A primary purpose of this blog is collect and share ideas that provide supportive evidence and examples of how great business can be as simple as returning to older, tried, and fundamentally important ways of doing business. Hence the title of this blog “By Hand”.
This post is about how a city government used shame, a fundamentally powerful and effective force for influencing our behavior, to get people to obey laws and act more safely. Peer pressure still works long after junior high school! I came across the story while listening to a June 21, 2012 Freakonomics podcast, and a synopsis of the story is as follows…
In Bogota, Colombia, the capital city’s mayor at the time, Antanas Mockus, hired mimes to essentially make fun of citizens who were walking or driving unsafely in city streets.

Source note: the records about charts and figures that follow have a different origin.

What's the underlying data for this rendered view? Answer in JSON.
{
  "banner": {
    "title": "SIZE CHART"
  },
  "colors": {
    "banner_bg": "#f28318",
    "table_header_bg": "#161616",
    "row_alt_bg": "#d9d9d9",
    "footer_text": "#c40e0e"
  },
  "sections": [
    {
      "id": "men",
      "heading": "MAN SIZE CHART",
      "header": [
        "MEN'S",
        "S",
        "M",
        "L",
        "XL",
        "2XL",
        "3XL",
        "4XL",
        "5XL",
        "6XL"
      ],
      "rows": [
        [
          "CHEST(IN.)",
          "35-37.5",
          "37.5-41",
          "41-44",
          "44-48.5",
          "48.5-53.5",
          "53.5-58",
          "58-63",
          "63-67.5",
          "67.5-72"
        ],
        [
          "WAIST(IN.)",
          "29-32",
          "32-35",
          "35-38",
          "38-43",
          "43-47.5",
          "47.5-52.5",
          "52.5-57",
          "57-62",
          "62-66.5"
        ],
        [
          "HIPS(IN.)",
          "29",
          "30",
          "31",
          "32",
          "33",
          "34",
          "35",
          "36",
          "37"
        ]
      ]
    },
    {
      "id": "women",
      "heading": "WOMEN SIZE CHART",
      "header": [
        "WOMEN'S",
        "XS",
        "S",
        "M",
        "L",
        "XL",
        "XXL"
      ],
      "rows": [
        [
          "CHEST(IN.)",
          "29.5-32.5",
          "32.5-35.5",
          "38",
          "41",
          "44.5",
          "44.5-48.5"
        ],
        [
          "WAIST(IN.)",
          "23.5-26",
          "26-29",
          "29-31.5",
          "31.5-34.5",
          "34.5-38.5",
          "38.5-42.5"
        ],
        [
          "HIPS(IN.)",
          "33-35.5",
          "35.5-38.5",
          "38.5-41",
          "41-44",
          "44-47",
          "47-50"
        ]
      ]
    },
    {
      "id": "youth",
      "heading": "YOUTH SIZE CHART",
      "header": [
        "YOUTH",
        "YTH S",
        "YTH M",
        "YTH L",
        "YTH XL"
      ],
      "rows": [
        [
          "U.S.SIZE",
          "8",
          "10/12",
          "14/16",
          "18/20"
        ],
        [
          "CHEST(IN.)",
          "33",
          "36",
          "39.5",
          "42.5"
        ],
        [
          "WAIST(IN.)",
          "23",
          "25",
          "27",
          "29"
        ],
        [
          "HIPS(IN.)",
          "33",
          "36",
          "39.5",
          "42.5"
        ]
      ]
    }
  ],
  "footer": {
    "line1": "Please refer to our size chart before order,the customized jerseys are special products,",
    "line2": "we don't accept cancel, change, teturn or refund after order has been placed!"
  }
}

A pedestrian running across the road would be tracked by a mime who mocked his every move. Mimes also poked fun at reckless drivers. By publicly drawing attention to the citizens as they drove or walked unsafely, the Mayor’s brilliant idea was to use peer pressure and our natural desire for social conformity to cause these unlawful citizens to feel shame and change their behavior. The city government did not hand out traffic tickets with financial penalties to these jaywalkers or unsafe drivers; rather it used shame prompt behavior change. As a result, the citizens learned
lessons learned by their heart instead of the wallet; and the rate of traffic accidents in Bogota were greatly reduced!
According to a BoingBoing.net article, initially 20 professional mimes shadowed pedestrians who didn’t follow crossing rules, but the program was so popular that another 400 people were trained as mimes.